A while back when I wrote about gender bending, I touched on something larger than just playing World of Warcraft as a different gender. There is something powerful for a player to be behind the screen and exist in a state of anonymity from the other some 11 million people who populate Azeroth.
Of course, if you read my gender bending piece, especially if you read the comments, not all is equal for female players. Regardless, there is something powerful in the anonymity that games give us.
The best and worst part of MMO’s and various forms of social gaming and networking is that we can be anonymous to those with whom we interact. When I am running around on anyone of my toons, the other players have no idea who is there. They only know me as an avatar. They only know me as one in their group or an opponent. They have no idea if I am 13, 42, or 63. They have no idea if I teach high school or work in a garage or may be the CEO of a large corporation. I could be their teacher, their neighbor, their old high school chum. Regardless, they might make assumptions about me. About my gender, age, ethnicity, and the like. But, these assumptions that are made about me have no impact on my real life identity whatsoever.
This can help all varieties of people be out there. I have read interviews with celebrities who play various MMO’s and refuse to make their user names public. I have read accounts where people who play feel like they are not judged for anything other than their actions. Of course, there are those who use this anonymity for nefarious reasons. Sadly, even in Azeroth we can’t get away from those who would prey on others.
We all know that before any words are exchanged, we make snap judgements about other people. For whatever reason, when a judgement is made, it is often hard to shatter or overcome — for both the person judging and the one being judged. This judgement can come from what the other person is wearing, the hand shake, or countless other variables we use to make judgements about others around us.
Games, though, give us the opportunity to be and do what we can’t or won’t in real life. Psychologists call this dissociative imagination. While this term is also used to define multiple personality disorders, in the realm of MMO’s and what is called cyber-psychology, it is used to identify the characters we create and the level at which we assume their identities online. I would assume that those who roll toons on RP servers tend to create detailed characters and identities, similar to the association a writer has with a character in a work of fiction; however, a writer does not speak in that character’s voice or interact with others playing a character. While those of us on non-RP servers allow much of who were are to enter the game.
Without the ability to see the other person, making snap judgements before they act is not possible. These judgements can only happen through seeing and being involved with their actual actions. The last time I got a wild hair up my fanny to tank on my paladin (it has been a while since I hopped on him), I blew it big time. I made the largest rookie mistake a paladin can make: I forgot to turn on Righteous Fury. Stupid.
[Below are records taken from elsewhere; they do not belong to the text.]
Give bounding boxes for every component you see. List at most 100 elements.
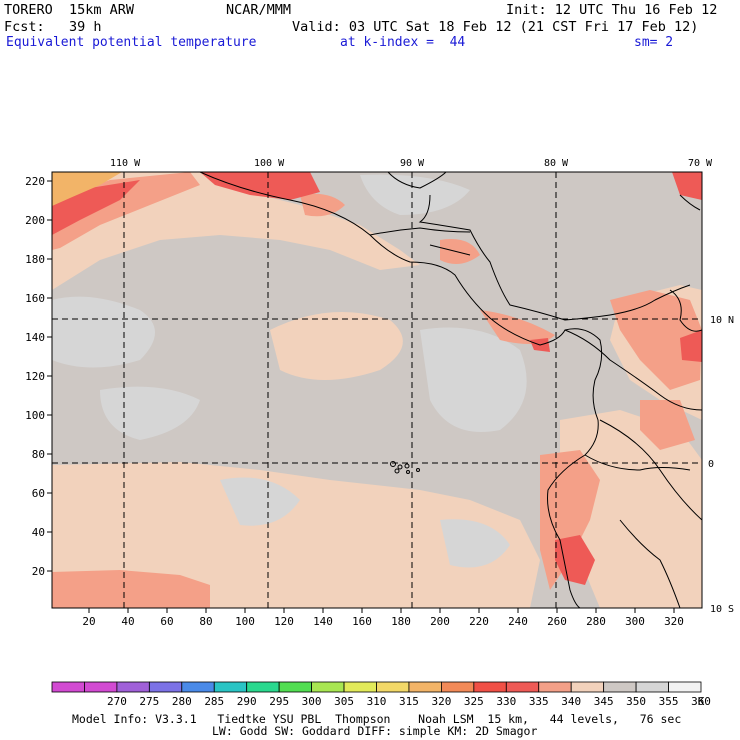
legend-level-label: 305 (334, 695, 354, 708)
field-name: Equivalent potential temperature (6, 35, 257, 50)
legend-swatch (668, 681, 702, 693)
x-tick-label: 160 (352, 615, 372, 628)
legend-level-label: 325 (464, 695, 484, 708)
legend-swatch (603, 681, 637, 693)
y-tick-label: 60 (32, 487, 45, 500)
field-340-costarica (480, 310, 555, 344)
legend-level-label: 310 (367, 695, 387, 708)
legend-swatch (51, 681, 85, 693)
y-tick-label: 80 (32, 448, 45, 461)
x-tick-label: 180 (391, 615, 411, 628)
x-tick-label: 20 (82, 615, 95, 628)
legend-level-label: 335 (529, 695, 549, 708)
x-tick-labels: 20 40 60 80 100 120 140 160 180 200 220 … (82, 615, 684, 628)
legend-level-label: 285 (204, 695, 224, 708)
legend-swatch (148, 681, 183, 693)
x-tick-label: 80 (199, 615, 212, 628)
y-tick-label: 200 (25, 214, 45, 227)
legend-swatch (635, 681, 669, 693)
x-tick-label: 120 (274, 615, 294, 628)
y-tick-label: 100 (25, 409, 45, 422)
x-tick-label: 200 (430, 615, 450, 628)
legend-swatch (311, 681, 345, 693)
field-335-east (680, 330, 702, 362)
country-border-3 (564, 329, 702, 411)
legend-swatch (408, 681, 442, 693)
x-tick-label: 300 (625, 615, 645, 628)
model-info: Model Info: V3.3.1 Tiedtke YSU PBL Thomp… (72, 712, 682, 726)
lon-label: 110 W (110, 158, 141, 169)
field-325-corner (52, 172, 122, 206)
field-345-center (270, 312, 403, 380)
forecast-hour: Fcst: 39 h (4, 19, 102, 35)
color-legend (51, 681, 702, 693)
field-350-west (52, 296, 155, 368)
legend-swatch (278, 681, 312, 693)
valid-time: Valid: 03 UTC Sat 18 Feb 12 (21 CST Fri … (292, 19, 699, 35)
legend-swatch (84, 681, 118, 693)
legend-level-label: 315 (399, 695, 419, 708)
legend-level-label: 350 (626, 695, 646, 708)
country-border-6 (619, 519, 681, 608)
field-350-south2 (440, 519, 510, 568)
level-label: at k-index = 44 (340, 35, 466, 50)
island-hispaniola (679, 194, 701, 211)
y-tick-label: 20 (32, 565, 45, 578)
map-frame (51, 171, 703, 609)
legend-unit: K (698, 695, 705, 708)
x-tick-label: 40 (121, 615, 134, 628)
lat-label: 10 S (710, 604, 734, 615)
lon-label: 90 W (400, 158, 425, 169)
country-border-1 (369, 227, 471, 236)
lat-label: 0 (708, 459, 714, 470)
x-tick-label: 260 (547, 615, 567, 628)
field-340-amazon (640, 400, 695, 450)
lon-label: 100 W (254, 158, 285, 169)
legend-level-label: 290 (237, 695, 257, 708)
field-335-mexico (200, 172, 320, 200)
legend-swatch (505, 681, 540, 693)
field-335-caribbean (672, 172, 702, 200)
legend-swatch (376, 681, 410, 693)
pacific-coastline (199, 172, 603, 608)
legend-level-label: 270 (107, 695, 127, 708)
legend-level-label: 340 (561, 695, 581, 708)
legend-swatch (538, 681, 572, 693)
field-335-peru (555, 535, 595, 585)
yucatan-coast (387, 172, 447, 189)
field-340-sw (52, 570, 210, 608)
field-350-north (360, 174, 470, 215)
country-border-5 (584, 454, 691, 471)
legend-swatch (213, 681, 248, 693)
y-tick-labels: 220 200 180 160 140 120 100 80 60 40 20 (25, 175, 45, 578)
field-335-nw (52, 180, 140, 235)
lat-labels: 10 N 0 10 S (708, 315, 734, 615)
legend-level-label: 360 (691, 695, 711, 708)
y-tick-label: 220 (25, 175, 45, 188)
y-tick-label: 180 (25, 253, 45, 266)
field-340-venezuela (610, 290, 702, 390)
lat-label: 10 N (710, 315, 734, 326)
lon-label: 70 W (688, 158, 713, 169)
y-tick-label: 160 (25, 292, 45, 305)
field-350-south (220, 477, 300, 526)
init-time: Init: 12 UTC Thu 16 Feb 12 (506, 2, 718, 18)
x-tick-label: 280 (586, 615, 606, 628)
x-tick-label: 240 (508, 615, 528, 628)
smoothing-label: sm= 2 (634, 35, 674, 50)
legend-level-label: 280 (172, 695, 192, 708)
legend-swatch (116, 681, 150, 693)
model-run-title: TORERO 15km ARW (4, 2, 135, 18)
legend-level-label: 295 (269, 695, 289, 708)
color-legend-labels: 270 275 280 285 290 295 300 305 310 315 320 325 330 3… (107, 695, 711, 708)
country-border-2 (429, 244, 471, 256)
field-350-east (420, 327, 527, 432)
legend-swatch (473, 681, 507, 693)
legend-swatch (181, 681, 215, 693)
x-tick-label: 100 (235, 615, 255, 628)
legend-swatch (440, 681, 475, 693)
x-tick-label: 220 (469, 615, 489, 628)
field-345-land-south (560, 410, 702, 608)
legend-level-label: 300 (302, 695, 322, 708)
When the ensuing wipe happened, I was rightly judged by those in that PUG. But, I made up for it in two ways: I didn’t lose aggro and had the highest DPS. I wonder if in reality I would have been given the chance to continue. Would the judgements of others had caused them to push me out of the group? Would they have let me continue tanking? Would I have given up? I don’t know.
French existential philosopher, Jean-Paul Sartre noted in his play No Exit, which takes place in Hell, that hell is other people. According to various themes of existential philosophy and most pronounced in the writings of Sartre, as much as we create ourselves through our actions, others are left to determine the meaning of those actions. Think of it this way: How often are you in the middle of doing something and hope that you don’t get caught? If it is an action you would like to have tied to your identity, then why not do it when others can see you do it? Simply put, according to Sartre and others, this is because our actions hold no meaning in the creation of ourselves and identities unless another is there to give the action meaning.
Thus the power of anonymity. We can easily disassociate ourselves from our actions if we are not tied to them. We can also be spared the judgement of others. Of course, this does not carry over so well to real life. In real life, we have to deal with others face-to-face and we must deal with their judgements. There is a bit of truth to Sartre’s notion that hell is other people. In No Exit, the four characters in hell are stuck in a room together. For eternity. In the play, they cannot blink, nor can they see their own reflection. Their torment is to spend eternity like this. Forever seeing others’ faces, but never their own; forever being judged and forever judging. This is the antithesis of anonymity. Sadly, it is closer to reality than most of us would like.
With the anonymity that World of Warcraft and other realms of cyber space offer us, we feel a bit of freedom. This freedom allows us to see and live in a merit based society where we are judged by our actions. If you were to see me in reality, I am the opposite of what you would expect of a tank. I am short, a bit rotund; I am a glasses wearing geek with mis-matched clothes, and I have no clue how to fight. But, with the screen dividing you and me, I can be powerful. Again, the power of anonymity: I won’t be judged on these first impressions, only on my actions.
I know I make snap judgements and have in the past, been completely wrong. What about you? Do you appreciate the idea that World of Warcraft is very much a merit based “society?” Do you think reality could be as merit based?